In 1933, Franklin Roosevelt’s best economic advisors told him that gold is what kept the world working. They told him that there is no way in hell he should leave the gold standard, but instead of listening to them, he listened to a man who helped him cut some trees off his property, a man who wrote a book about dairy farms and how to get more eggs per chicken. This is a fact. That man’s name was George Warren, and Warren, being a fan of American economist Irving Fisher’s Compensated Dollar Plan—an alternative to the gold standard that stabilized the U.S. price level by devaluing and revaluing the dollar against the gold price—sold the idea to the President. When FDR told his staff of his decision many resigned, and others, like Montagu Norman, had nervous breakdowns.

Somehow the world survived, and in other countries people lived, died, and killed for printed money with questionable and ever-changing value. In 1971, Nixon took us a step further into this game of pretend with his “Nixon Shock” economic policies; the most notable unilaterally canceled the direct convertibility of U.S. dollars into gold. The days of bank accounts having a relationship with some poor asshole digging a shiny rock out of the ground were over.

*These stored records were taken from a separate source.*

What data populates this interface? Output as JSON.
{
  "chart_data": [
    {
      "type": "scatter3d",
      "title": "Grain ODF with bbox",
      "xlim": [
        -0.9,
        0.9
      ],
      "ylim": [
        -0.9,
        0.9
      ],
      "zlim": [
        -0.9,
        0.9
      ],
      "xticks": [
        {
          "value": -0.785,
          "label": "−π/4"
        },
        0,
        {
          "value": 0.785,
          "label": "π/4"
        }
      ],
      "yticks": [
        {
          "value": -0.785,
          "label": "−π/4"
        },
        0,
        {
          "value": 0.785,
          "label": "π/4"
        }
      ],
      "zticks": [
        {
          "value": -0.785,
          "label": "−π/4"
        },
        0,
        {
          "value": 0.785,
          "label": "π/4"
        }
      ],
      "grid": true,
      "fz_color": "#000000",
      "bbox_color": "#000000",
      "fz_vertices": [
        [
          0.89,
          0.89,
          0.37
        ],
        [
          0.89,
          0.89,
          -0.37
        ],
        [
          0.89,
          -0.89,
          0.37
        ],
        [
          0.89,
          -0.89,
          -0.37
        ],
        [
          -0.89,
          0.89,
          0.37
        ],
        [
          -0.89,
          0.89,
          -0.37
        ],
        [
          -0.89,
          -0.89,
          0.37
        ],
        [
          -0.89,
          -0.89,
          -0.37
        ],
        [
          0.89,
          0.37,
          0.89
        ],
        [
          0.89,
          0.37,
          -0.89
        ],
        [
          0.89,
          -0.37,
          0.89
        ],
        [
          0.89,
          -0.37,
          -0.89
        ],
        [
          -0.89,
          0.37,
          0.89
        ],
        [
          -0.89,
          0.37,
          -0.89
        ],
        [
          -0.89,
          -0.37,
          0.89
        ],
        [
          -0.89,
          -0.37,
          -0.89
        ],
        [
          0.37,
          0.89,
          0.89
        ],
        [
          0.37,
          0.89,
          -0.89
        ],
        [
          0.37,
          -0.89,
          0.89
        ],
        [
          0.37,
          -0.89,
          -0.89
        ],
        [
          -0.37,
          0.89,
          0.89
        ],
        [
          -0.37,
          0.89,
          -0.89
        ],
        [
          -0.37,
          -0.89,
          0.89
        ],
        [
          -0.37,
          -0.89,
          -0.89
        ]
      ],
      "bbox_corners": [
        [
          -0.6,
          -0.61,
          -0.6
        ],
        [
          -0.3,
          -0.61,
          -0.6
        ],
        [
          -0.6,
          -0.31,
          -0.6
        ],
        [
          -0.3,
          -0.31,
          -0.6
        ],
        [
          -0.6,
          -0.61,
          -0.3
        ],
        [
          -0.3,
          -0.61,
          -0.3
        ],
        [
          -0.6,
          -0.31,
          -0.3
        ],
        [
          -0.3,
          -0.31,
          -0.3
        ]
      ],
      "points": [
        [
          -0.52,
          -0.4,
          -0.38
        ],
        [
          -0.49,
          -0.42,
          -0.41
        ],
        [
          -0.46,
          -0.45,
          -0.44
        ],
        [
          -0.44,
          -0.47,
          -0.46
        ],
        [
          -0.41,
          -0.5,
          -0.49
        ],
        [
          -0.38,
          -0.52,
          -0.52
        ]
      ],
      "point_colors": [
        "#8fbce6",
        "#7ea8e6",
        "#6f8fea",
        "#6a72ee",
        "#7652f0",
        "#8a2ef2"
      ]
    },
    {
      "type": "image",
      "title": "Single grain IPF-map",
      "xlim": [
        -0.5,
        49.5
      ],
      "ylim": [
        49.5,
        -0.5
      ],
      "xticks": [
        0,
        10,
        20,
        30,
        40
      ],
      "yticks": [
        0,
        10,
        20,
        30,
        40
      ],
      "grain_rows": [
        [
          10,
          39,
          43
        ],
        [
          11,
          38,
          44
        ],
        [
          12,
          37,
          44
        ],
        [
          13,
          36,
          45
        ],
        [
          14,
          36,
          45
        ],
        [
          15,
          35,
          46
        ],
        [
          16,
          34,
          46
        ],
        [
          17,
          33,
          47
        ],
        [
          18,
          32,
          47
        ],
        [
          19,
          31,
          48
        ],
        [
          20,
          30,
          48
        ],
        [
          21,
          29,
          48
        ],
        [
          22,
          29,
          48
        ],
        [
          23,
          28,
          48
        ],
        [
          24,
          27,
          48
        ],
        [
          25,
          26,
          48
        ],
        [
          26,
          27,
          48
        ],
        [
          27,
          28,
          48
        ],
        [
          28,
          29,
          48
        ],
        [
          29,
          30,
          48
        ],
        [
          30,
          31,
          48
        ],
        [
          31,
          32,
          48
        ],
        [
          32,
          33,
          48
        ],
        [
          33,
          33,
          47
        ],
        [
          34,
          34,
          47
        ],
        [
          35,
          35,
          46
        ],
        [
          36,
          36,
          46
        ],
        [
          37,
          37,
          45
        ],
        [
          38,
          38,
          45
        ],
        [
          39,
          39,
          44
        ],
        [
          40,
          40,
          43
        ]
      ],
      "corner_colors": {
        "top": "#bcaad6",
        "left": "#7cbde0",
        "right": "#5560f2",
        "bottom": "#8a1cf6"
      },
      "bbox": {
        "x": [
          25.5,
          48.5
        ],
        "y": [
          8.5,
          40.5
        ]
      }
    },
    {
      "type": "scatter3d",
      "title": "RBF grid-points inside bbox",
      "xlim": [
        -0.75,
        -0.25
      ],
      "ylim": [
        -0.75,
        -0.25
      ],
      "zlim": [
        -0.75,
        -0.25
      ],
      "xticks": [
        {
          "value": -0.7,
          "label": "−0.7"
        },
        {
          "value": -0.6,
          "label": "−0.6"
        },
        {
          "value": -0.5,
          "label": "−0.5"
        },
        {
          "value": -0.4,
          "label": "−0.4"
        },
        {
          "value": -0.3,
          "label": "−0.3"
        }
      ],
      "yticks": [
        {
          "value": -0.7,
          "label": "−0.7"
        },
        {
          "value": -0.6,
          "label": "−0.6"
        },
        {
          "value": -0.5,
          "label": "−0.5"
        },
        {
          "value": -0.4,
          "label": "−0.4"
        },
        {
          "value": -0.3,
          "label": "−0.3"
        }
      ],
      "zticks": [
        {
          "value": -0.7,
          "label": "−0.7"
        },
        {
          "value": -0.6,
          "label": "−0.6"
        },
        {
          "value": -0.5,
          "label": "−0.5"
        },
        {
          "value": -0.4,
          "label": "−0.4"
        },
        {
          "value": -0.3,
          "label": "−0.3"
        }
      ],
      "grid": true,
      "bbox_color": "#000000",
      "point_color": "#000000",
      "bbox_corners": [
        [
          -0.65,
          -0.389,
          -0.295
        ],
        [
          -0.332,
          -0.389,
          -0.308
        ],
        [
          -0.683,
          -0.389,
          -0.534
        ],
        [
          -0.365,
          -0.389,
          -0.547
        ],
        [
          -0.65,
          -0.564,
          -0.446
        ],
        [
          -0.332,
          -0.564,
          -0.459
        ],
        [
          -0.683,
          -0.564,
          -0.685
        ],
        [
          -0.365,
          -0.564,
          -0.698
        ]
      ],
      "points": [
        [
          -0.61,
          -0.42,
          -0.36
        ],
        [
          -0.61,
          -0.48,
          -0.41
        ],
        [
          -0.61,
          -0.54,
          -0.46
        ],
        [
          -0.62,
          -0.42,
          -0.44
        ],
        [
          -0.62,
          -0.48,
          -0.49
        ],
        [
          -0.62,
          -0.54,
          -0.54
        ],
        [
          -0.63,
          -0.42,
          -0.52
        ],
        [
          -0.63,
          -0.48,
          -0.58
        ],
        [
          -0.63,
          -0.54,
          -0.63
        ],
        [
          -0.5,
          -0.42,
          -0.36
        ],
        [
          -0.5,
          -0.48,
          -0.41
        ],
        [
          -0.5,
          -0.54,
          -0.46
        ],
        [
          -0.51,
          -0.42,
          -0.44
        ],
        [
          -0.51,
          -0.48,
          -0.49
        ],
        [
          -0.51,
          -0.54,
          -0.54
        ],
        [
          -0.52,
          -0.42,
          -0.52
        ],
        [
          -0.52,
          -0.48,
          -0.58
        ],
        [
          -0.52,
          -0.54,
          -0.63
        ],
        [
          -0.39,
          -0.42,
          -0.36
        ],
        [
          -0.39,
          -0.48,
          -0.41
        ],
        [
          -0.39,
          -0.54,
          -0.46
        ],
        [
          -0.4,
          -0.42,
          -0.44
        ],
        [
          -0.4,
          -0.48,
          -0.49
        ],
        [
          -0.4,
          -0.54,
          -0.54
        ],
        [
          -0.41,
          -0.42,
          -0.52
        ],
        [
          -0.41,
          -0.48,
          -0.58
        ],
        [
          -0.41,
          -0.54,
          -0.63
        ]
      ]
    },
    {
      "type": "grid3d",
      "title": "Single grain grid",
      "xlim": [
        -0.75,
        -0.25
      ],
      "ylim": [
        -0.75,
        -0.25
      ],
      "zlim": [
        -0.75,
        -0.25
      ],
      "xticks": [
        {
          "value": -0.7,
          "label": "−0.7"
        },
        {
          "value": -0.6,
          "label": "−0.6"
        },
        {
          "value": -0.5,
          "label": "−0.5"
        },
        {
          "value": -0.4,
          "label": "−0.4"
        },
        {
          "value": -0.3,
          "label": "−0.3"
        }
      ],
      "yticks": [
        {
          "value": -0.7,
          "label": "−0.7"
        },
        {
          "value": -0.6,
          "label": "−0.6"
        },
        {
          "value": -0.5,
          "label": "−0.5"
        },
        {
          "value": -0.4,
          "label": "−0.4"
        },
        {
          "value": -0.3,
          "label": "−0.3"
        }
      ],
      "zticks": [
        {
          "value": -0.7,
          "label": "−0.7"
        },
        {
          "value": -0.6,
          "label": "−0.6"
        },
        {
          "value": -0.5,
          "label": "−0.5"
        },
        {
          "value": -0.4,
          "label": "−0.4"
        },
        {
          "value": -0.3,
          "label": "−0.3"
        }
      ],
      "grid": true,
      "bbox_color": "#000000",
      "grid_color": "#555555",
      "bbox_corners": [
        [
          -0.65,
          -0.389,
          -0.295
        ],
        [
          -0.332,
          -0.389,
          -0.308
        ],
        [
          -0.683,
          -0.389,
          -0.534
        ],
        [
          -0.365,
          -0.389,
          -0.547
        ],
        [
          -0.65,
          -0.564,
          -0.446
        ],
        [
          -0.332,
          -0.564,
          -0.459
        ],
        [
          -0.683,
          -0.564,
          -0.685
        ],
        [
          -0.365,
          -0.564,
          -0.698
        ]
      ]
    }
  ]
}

Only 40 years and some change later we have the richest people in the history of mankind living right here. Bill Gates, for example, is worth about  80 billion dollars. How much is a billion dollars? This is a billion dollars: if you made 45,000 dollars a year it would take over 22,000 years to make a billion dollars; one billion minutes ago, according to the King James Bible, Jesus was alive; if you started right now and counted to a billion you’d be done in 2044. Now multiply that by 80.

If Bill took 50 billion of his dollars and did absolutely nothing with it other than put it in a bank that earned only 1 percent interest annually he would get a return of 500 million dollars for doing nothing except existing.

A penny saved is a penny earned, except today a penny costs the government 1.8 cents to make. A nickel costs 9.4 cents, but we make up for it with the dollar. It only costs 5.4 cents to make. The other 94.6 cents of its worth comes from playing pretend. When the stock market loses money it’s not like dollar bills suddenly disappear and when people accrue interest while having their money in the bank the coins don’t suddenly multiply. Most of our money is bits and bytes on a computer.

So, how much do you earn for an hour of your life?